In an interview with Extra reported by MadameNoire, Rock discussed how he’s been managing during the pandemic and sharing his thoughts about places starting to reopen across the country.
“I’m doing well… I lost a lot of people, man… The ones that are here are doing well… You gotta appreciate what you have.”
He also opened up about his diagnosis of a nonverbal learning disorder and how it has impacted his personal relationships.
“A friend of mine told me I may have Asperger’s… so I got it checked. It turned out I had something that was a lot like Asperger’s. I have a hard time with… nonverbal cues… My relationships — even with my family, women I dated — it was always something a little off.”
He continued, “Being diagnosed with it has put me in a position [where] I have doctors, I got certain medicines and stuff that help me deal with it… Everything is easier once you’re diagnosed.”
The 55-year-old Spiral star also talked about his extensive therapy sessions and how it has helped him become a better person.

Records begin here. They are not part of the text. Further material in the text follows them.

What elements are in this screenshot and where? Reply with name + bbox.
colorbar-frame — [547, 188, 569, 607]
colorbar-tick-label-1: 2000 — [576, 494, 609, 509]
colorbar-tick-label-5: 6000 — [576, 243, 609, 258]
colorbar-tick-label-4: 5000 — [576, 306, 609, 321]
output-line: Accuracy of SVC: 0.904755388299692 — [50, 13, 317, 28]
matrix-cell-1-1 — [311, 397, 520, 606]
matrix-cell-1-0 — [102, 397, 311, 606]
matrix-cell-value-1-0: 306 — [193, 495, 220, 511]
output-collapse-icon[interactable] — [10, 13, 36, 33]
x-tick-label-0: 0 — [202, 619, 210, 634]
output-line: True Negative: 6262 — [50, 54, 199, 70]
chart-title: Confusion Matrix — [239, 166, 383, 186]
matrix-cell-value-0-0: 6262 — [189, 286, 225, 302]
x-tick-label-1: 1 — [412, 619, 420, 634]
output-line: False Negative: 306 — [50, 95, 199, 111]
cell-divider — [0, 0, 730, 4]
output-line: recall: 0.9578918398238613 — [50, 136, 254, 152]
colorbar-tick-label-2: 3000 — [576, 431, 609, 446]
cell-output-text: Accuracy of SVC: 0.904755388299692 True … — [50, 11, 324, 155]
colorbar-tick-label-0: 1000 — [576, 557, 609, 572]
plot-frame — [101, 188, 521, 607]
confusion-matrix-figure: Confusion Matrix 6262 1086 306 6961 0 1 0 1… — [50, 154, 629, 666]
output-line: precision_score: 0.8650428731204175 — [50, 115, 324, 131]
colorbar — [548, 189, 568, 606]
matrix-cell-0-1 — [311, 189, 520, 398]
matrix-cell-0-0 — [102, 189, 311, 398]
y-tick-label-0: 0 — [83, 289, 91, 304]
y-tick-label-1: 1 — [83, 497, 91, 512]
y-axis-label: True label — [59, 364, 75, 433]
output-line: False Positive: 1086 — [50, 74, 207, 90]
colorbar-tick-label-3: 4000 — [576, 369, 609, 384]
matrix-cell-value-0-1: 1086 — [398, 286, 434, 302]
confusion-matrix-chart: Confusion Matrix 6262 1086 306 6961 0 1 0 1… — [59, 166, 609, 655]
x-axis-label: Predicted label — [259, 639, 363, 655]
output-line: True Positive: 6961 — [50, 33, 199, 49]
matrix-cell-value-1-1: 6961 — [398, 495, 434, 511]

“We live in this world where everybody wants to be so self-made. And I did this by myself. And what happens is we shut ourselves off to people, we don’t ask for help for a lot of things we need help for… I do two therapists and I do a group… telling people my problems but also hearing other people’s problems and realizing you’re not alone… And if you can talk to people… everything will be better.”
Last October, Rock explained more about his nonverbal learning disorder in a cover story for The Hollywood Reporter. The condition has made it challenging to interpret nonverbal signals in social situations but may explain why he has done well in his career.
“And all I understand are the words,” referencing his understanding of things in a very literal form, which has subsequently been extremely helpful in his comedy career. “By the way, all of those things are really great for writing jokes — they’re just not great for one-on-one relationships.”
Not understanding he had a condition, the “Fargo” star admitted to brushing off criticism from others and processing it as an occupational hazard. He now reflects on those moments and sees things differently.
“I’d always just chalked it up to being famous,” he said. “Any time someone would respond to me in a negative way, I’d think, ‘Whatever, they’re responding to something that has to do with who they think I am.’ Now, I’m realizing it was me. A lot of it was me.”